Come l'agnello condotto al mattatoio come la pecora muta davanti a chi la tosa, egli non aprì bocca. Dopo l'arresto e la condanna fu tolto di mezzo

(Isaia 53,3,7-8)

A mio avviso credo che siano sufficienti questi passi biblici a far risaltare le differenze fra i due personaggi. Il principe non deve portare e annunciare la giustizia, non è sostenuto ed eletto da nessuno. Egli, al contrario, incarna in sé la giustizia la applica e la annuncia incosciente del messaggio che porta; non pronuncia dure arringhe contro i farisei, non scaccia i mercanti dal tempio, ma confonde, turba scuote attraverso la sua innocenza, la sua "intelligenza primaria", come un Cristo-bambino. Ma il muro che divide più di tutti le due personalità è quello del fallimento, tanto che il personaggio di Dostoevskij è stato classificato dalla critica russa nella categoria dei lišnie ljudi2.

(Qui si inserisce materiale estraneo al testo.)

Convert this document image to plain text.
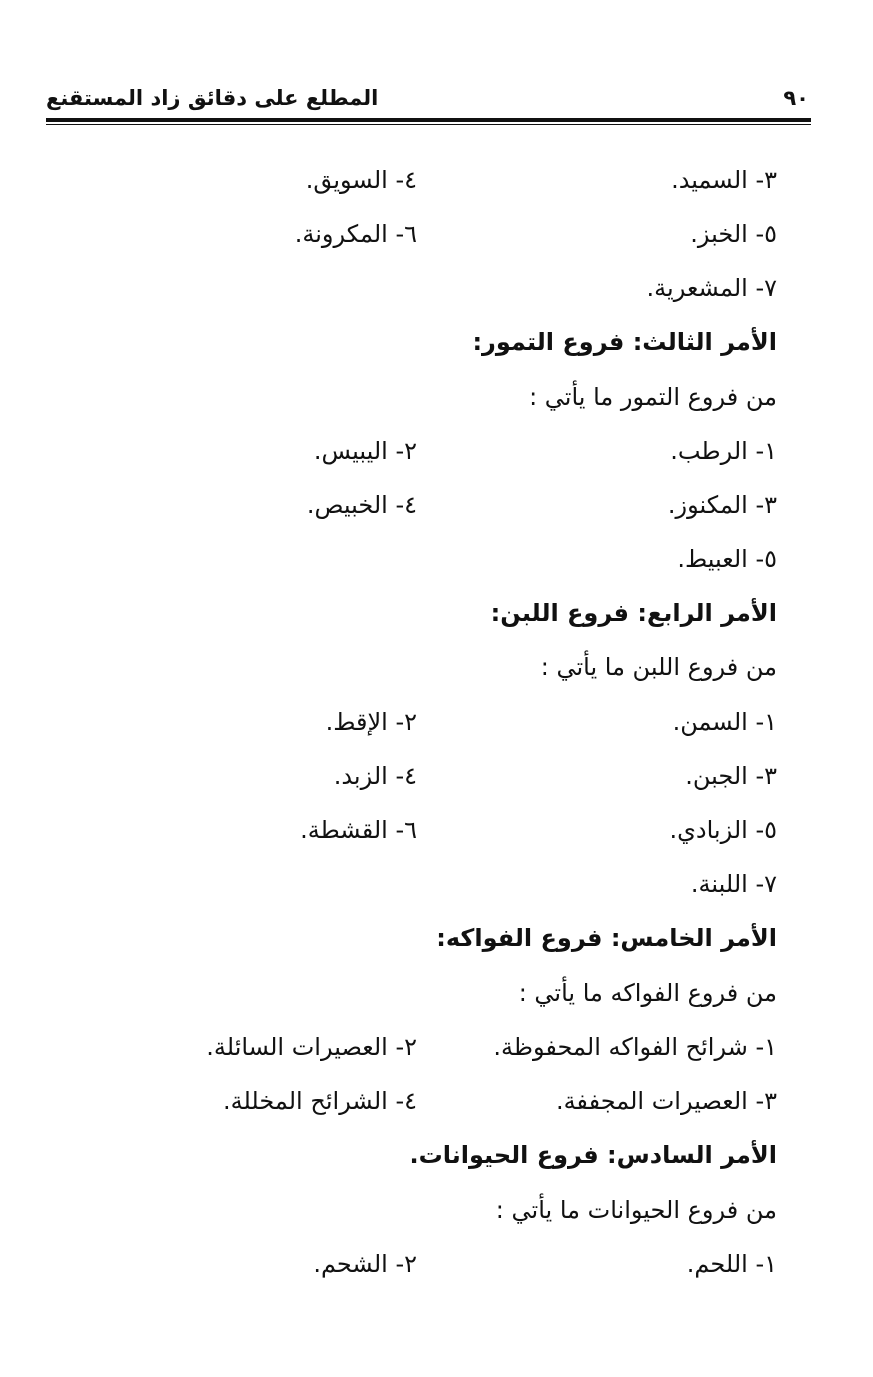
٩٠
المطلع على دقائق زاد المستقنع
٣- السميد.
٤- السويق.
٥- الخبز.
٦- المكرونة.
٧- المشعرية.
الأمر الثالث: فروع التمور:
من فروع التمور ما يأتي :
١- الرطب.
٢- اليبيس.
٣- المكنوز.
٤- الخبيص.
٥- العبيط.
الأمر الرابع: فروع اللبن:
من فروع اللبن ما يأتي :
١- السمن.
٢- الإقط.
٣- الجبن.
٤- الزبد.
٥- الزبادي.
٦- القشطة.
٧- اللبنة.
الأمر الخامس: فروع الفواكه:
من فروع الفواكه ما يأتي :
١- شرائح الفواكه المحفوظة.
٢- العصيرات السائلة.
٣- العصيرات المجففة.
٤- الشرائح المخللة.
الأمر السادس: فروع الحيوانات.
من فروع الحيوانات ما يأتي :
١- اللحم.
٢- الشحم.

Il principe allora tendeva la mano tremante verso di lui [Rogožin] e gli accarezzava la testa, i capelli, le guance... più di quello non poteva fare [...] Una sensazione completamente nuova gli tormentava il cuore con un'angoscia infinita [...] Il principe era seduto immobile accanto a lui, e ogni volta che il malato gridava o delirava, si affrettava a passargli la mano tremante fra i capelli e sulle guance per calmarlo con le carezze. Ma non comprendeva più quanto gli veniva chiesto, non riconosceva la gente che lo circondava e se Schneider in persona fosse giunto dalla Svizzera per visitare l'allievo e paziente d'un tempo [...] avrebbe detto come allora: "Idiota!"3



Quanta pietà, quanta sofferenza, quanto amore cristiano in questo quadro. Il precetto del perdono portato alle sue estreme conseguenze: l'assassino consolato e assistito dall'innamorato dell'assassinata. Ed è proprio qui che il principe si avvicina di più a Gesù: per la sua comprensione dell'umana sofferenza, per la sua capacità di perdono, per la sua bontà incorruttibile. La sua tragedia umana ricorda quella di Cristo, deriso sbeffeggiato e infine ucciso da un mondo che non lo ha voluto capire e accettare.

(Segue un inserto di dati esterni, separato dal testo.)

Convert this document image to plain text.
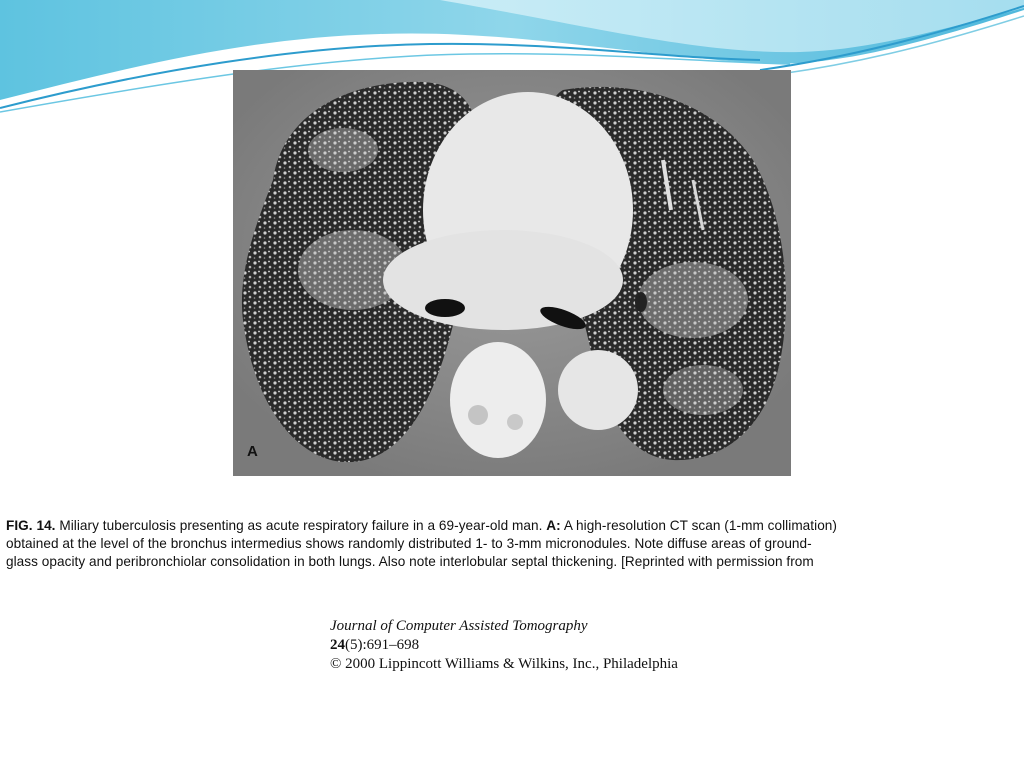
A
FIG. 14. Miliary tuberculosis presenting as acute respiratory failure in a 69-year-old man. A: A high-resolution CT scan (1-mm collimation)
obtained at the level of the bronchus intermedius shows randomly distributed 1- to 3-mm micronodules. Note diffuse areas of ground-
glass opacity and peribronchiolar consolidation in both lungs. Also note interlobular septal thickening. [Reprinted with permission from
Journal of Computer Assisted Tomography
24(5):691–698
© 2000 Lippincott Williams & Wilkins, Inc., Philadelphia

Il filo che lega più strettamente Dostoevskij a Bernanos è il fatto di essere entrambi due scrittori cristiani. Il francese, vissuto a cavallo fra XIX e XX secolo, fu uno dei protagonisti intellettuali del suo tempo. Scrittore cattolico e filomonarchico fu un personaggio polemico e spesso scomodo sia per i suoi alleati, che per i suoi avversari. Nella sua opera ripropose con forza la dimensione cristiana dell'esistenza umana contrapponendola alla freddezza e all'aridità che dominavano il mondo borghese circostante. La sua è una religiosità calda, appassionata, mai scontata o ben pensante, che si focalizza sull'apostolo, imago Christi, e per questo spesso imbarazzante anche per la Chiesa stessa. Il suo modo di approcciare la sfera religiosa nell'animo umano può essere tranquillamente definito dostoievskiano. Infatti, il curato di Ambricourt è un'estensione, una modernizzazione dell'Idiota ma con delle differenze rilevanti che non possono essere taciute o passare inosservate.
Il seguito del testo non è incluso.